The Complainant has failed to allege any facts to support finding that the Respondent used or threatened force or undue influence to compel voters to vote for him.  The Complainant alleges only that the listing of Mr. Nephew as a DFL-endorsed candidate on the SD 55 DFL website “could unduly influence voters interested in the 2011 election for Maplewood City Council.”  The prior postings of Mr. Nephew’s 2007 DFL endorsement do not amount to the type of coercion required to form the basis of a § 211B.07 claim.  Because the Complainant has failed to establish a prima facie violation of Minn. Stat. § 211B.07 this allegation is dismissed.  

Minnesota Statutes § 211B.17

             Minn. Stat. § 211B.17 provides that if a candidate is found guilty of violating chapter 211B, the court, after entering the adjudication of guilty, shall enter a supplemental judgment declaring that the candidate has forfeited the nomination or office.  This provision applies only when a court has found the candidate “guilty” of violating this chapter.  Although the provisions of chapter 211B provide for criminal penalties, this current proceeding is an administrative process.  A criminal conviction for violating a provision under chapter 211B may only be pursued by the appropriate county attorney after completion of the administrative process,[10] and an adjudication of guilty may only be made by a district court.  The Administrative Law Judge lacks the jurisdiction to find a party “guilty” of a criminal offense.  Accordingly, this allegation is dismissed.

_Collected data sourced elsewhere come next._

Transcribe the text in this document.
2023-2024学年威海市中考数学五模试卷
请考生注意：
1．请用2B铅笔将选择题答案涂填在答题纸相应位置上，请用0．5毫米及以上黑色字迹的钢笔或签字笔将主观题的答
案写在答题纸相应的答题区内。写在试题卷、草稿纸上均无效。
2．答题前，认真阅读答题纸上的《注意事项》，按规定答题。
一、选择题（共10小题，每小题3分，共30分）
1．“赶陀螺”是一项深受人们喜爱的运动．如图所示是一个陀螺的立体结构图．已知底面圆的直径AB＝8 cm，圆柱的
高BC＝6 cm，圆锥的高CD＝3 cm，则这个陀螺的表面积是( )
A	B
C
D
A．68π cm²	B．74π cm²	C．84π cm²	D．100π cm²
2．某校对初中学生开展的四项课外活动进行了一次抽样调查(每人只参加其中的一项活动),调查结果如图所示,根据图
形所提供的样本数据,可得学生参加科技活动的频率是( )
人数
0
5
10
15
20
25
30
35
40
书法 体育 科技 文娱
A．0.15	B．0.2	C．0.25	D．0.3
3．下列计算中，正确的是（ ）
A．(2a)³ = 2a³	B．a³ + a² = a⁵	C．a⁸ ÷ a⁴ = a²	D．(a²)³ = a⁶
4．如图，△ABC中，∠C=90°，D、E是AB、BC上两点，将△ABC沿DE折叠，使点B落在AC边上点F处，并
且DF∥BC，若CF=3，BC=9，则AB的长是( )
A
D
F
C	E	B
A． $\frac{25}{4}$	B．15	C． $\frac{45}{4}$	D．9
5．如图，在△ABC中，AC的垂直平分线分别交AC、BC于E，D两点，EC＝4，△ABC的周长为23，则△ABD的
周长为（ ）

                                                            B.J.H.   

     



[1] Attachment 5.

[2] Attachment 8.

[3] Barry, et al., v. St. Anthony-New Brighton Independent School District, et al., 781 N.W.2d 898, 902 (Minn. App. 2010).

[4] Id.

[5] Id.

[6] Minn. Stat. § 211B.01, subd. 2.

[7] Kennedy v. Voss, 304 N.W.2d 299, 300 (Minn. 1981); See, Bundlie v. Christensen, 276 N.W.2d 69, 71 (Minn. 1979) (interpreting predecessor statutes with similar language); Bank v. Egan, 60 N.W.2d 257, 259 (Minn. 1953); Hawley v. Wallace, 163 N.W. 127, 128 (Minn. 1917).

[8]Jadwin v. Minneapolis Star and Tribune Co., 390 N.W.2d 437, 441 (Minn. App. 1986).

[9] Merriam Webster Online Dictionary.

[10] Minn. Stat. § 211B.35, subd. 2.